"Word on a Wing" is a song written and recorded by David Bowie in 1975 for the Station to Station album, where it appears as the closing track of the LP's first side.
Bowie admits that the song was written out of a coke-addled spiritual despair that he experienced while filming the movie The Man Who Fell To Earth. In 1980 Bowie spoke of the song to NME, claiming "There were days of such psychological terror when making the Roeg film that I nearly started to approach my reborn, born again thing. It was the first time I'd really seriously thought about Christ and God in any depth, and 'Word on a Wing' was a protection. It did come as a complete revolt against elements that I found in the film. The passion in the song was genuine... something I needed to produce from within myself to safeguard myself against some of the situations I felt were happening on the film set."
During the time of recording this song Bowie began to wear a silver crucifix, which he continued to wear.
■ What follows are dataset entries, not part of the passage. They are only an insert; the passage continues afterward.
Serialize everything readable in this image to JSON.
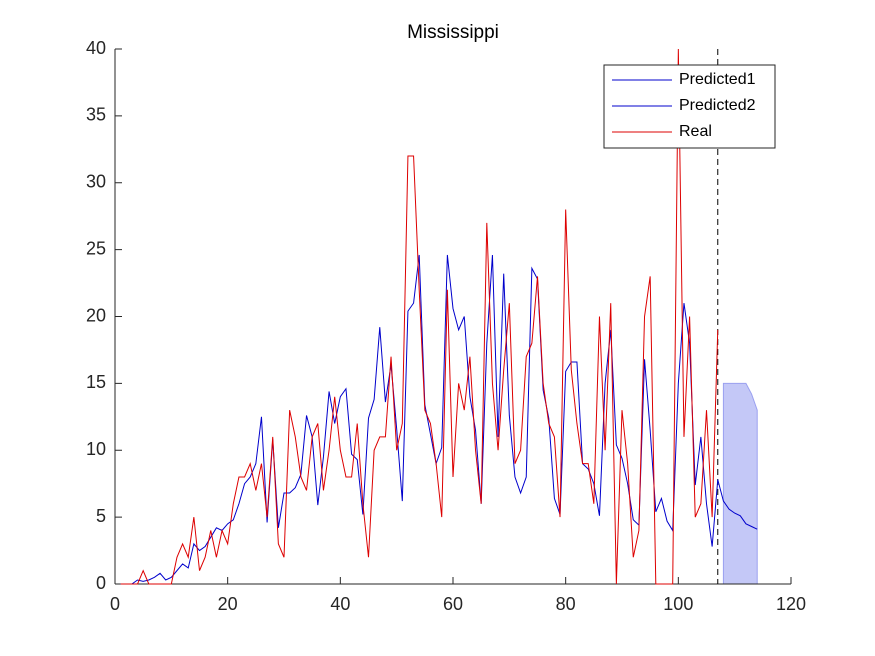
{
  "chart_data": {
    "type": "line",
    "title": "Mississippi",
    "xlim": [
      0,
      120
    ],
    "xticks": [
      0,
      20,
      40,
      60,
      80,
      100,
      120
    ],
    "ylim": [
      0,
      40
    ],
    "yticks": [
      0,
      5,
      10,
      15,
      20,
      25,
      30,
      35,
      40
    ],
    "vline": 107,
    "band": {
      "color": "#c4c8f7",
      "x": [
        108,
        109,
        110,
        111,
        112,
        113,
        114
      ],
      "upper": [
        15,
        15,
        15,
        15,
        15,
        14.2,
        13
      ],
      "lower": [
        0,
        0,
        0,
        0,
        0,
        0,
        0
      ]
    },
    "series": [
      {
        "name": "Predicted1",
        "color": "#0000cc",
        "x": [
          1,
          2,
          3,
          4,
          5,
          6,
          7,
          8,
          9,
          10,
          11,
          12,
          13,
          14,
          15,
          16,
          17,
          18,
          19,
          20,
          21,
          22,
          23,
          24,
          25,
          26,
          27,
          28,
          29,
          30,
          31,
          32,
          33,
          34,
          35,
          36,
          37,
          38,
          39,
          40,
          41,
          42,
          43,
          44,
          45,
          46,
          47,
          48,
          49,
          50,
          51,
          52,
          53,
          54,
          55,
          56,
          57,
          58,
          59,
          60,
          61,
          62,
          63,
          64,
          65,
          66,
          67,
          68,
          69,
          70,
          71,
          72,
          73,
          74,
          75,
          76,
          77,
          78,
          79,
          80,
          81,
          82,
          83,
          84,
          85,
          86,
          87,
          88,
          89,
          90,
          91,
          92,
          93,
          94,
          95,
          96,
          97,
          98,
          99,
          100,
          101,
          102,
          103,
          104,
          105,
          106,
          107
        ],
        "values": [
          0,
          0,
          0,
          0.3,
          0.2,
          0.3,
          0.5,
          0.8,
          0.3,
          0.5,
          1,
          1.5,
          1.2,
          3,
          2.5,
          2.8,
          3.5,
          4.2,
          4,
          4.5,
          4.8,
          6,
          7.5,
          8,
          9,
          12.5,
          4.6,
          10.8,
          4.2,
          6.8,
          6.8,
          7.2,
          8.2,
          12.6,
          11,
          5.9,
          9.5,
          14.4,
          12,
          14,
          14.6,
          9.7,
          9.3,
          5.2,
          12.4,
          13.8,
          19.2,
          13.6,
          16.4,
          11.6,
          6.2,
          20.4,
          21,
          24.6,
          13.4,
          11.2,
          9,
          10.2,
          24.6,
          20.6,
          19,
          20,
          14,
          11.5,
          6,
          18,
          24.6,
          11,
          23.2,
          12.6,
          8,
          6.8,
          8,
          23.6,
          22.8,
          14.5,
          12.4,
          6.4,
          5.2,
          15.9,
          16.6,
          16.6,
          9,
          8.6,
          7.5,
          5.1,
          15,
          19,
          10.4,
          9.4,
          7.5,
          4.8,
          4.4,
          16.8,
          11.5,
          5.4,
          6.4,
          4.7,
          4,
          15,
          21,
          18,
          7.4,
          11,
          6,
          2.8,
          7.8
        ]
      },
      {
        "name": "Predicted2",
        "color": "#0000cc",
        "x": [
          107,
          108,
          109,
          110,
          111,
          112,
          113,
          114
        ],
        "values": [
          7.8,
          6.2,
          5.6,
          5.3,
          5.1,
          4.5,
          4.3,
          4.1
        ]
      },
      {
        "name": "Real",
        "color": "#dd0000",
        "x": [
          1,
          2,
          3,
          4,
          5,
          6,
          7,
          8,
          9,
          10,
          11,
          12,
          13,
          14,
          15,
          16,
          17,
          18,
          19,
          20,
          21,
          22,
          23,
          24,
          25,
          26,
          27,
          28,
          29,
          30,
          31,
          32,
          33,
          34,
          35,
          36,
          37,
          38,
          39,
          40,
          41,
          42,
          43,
          44,
          45,
          46,
          47,
          48,
          49,
          50,
          51,
          52,
          53,
          54,
          55,
          56,
          57,
          58,
          59,
          60,
          61,
          62,
          63,
          64,
          65,
          66,
          67,
          68,
          69,
          70,
          71,
          72,
          73,
          74,
          75,
          76,
          77,
          78,
          79,
          80,
          81,
          82,
          83,
          84,
          85,
          86,
          87,
          88,
          89,
          90,
          91,
          92,
          93,
          94,
          95,
          96,
          97,
          98,
          99,
          100,
          101,
          102,
          103,
          104,
          105,
          106,
          107
        ],
        "values": [
          0,
          0,
          0,
          0,
          1,
          0,
          0,
          0,
          0,
          0,
          2,
          3,
          2,
          5,
          1,
          2,
          4,
          2,
          4,
          3,
          6,
          8,
          8,
          9,
          7,
          9,
          5,
          11,
          3,
          2,
          13,
          11,
          8,
          7,
          11,
          12,
          7,
          10,
          14,
          10,
          8,
          8,
          12,
          6,
          2,
          10,
          11,
          11,
          17,
          10,
          12,
          32,
          32,
          22,
          13,
          12,
          9,
          5,
          22,
          8,
          15,
          13,
          17,
          10,
          6,
          27,
          15,
          10,
          16,
          21,
          9,
          10,
          17,
          18,
          23,
          15,
          12,
          11,
          5,
          28,
          16,
          12,
          9,
          9,
          6,
          20,
          10,
          21,
          0,
          13,
          9,
          2,
          4,
          20,
          23,
          0,
          0,
          0,
          0,
          40,
          11,
          20,
          5,
          6,
          13,
          5,
          19
        ]
      }
    ]
  }
}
Despite the lyrics claiming that he is 'trying hard to fit among your scheme of things' Bowie seems to be suspicious of having blind faith with regards to religion, exclaiming 'just because I believe don't mean I don't think as well, don't have to question everything in heaven or hell'. This suspicion seems to contradict the sentiment Bowie had while recording Golden Years, where is exclaimed 'I believe all the way'. Bowie later admitted that "there was a point when I very nearly got suckered into that narrow sort of looking... finding the cross as the salvation of mankind around the Roeg period".
A live version recorded at Nassau Coliseum, Long Island on March 23, 1976 was released as a bonus track on the 1991 Rykodisc CD release of Station to Station and again on Live Nassau Coliseum '76, part of the 2010 Station to Station reissues.
After regular appearances on the Isolar – 1976 Tour, "Word on a Wing" remained under wraps for over twenty years. The song was revived in 1999 for the VH1 Storytellers TV musical documentary series, when Bowie reaffirmed that the song was a product of 'the darkest days of my life... I'm sure it was a call for help', during those days he declared himself as fascinated by Fascism and mysticism of Third Reich and wondered things like "Can I change the channel on my TV without using the clicker?".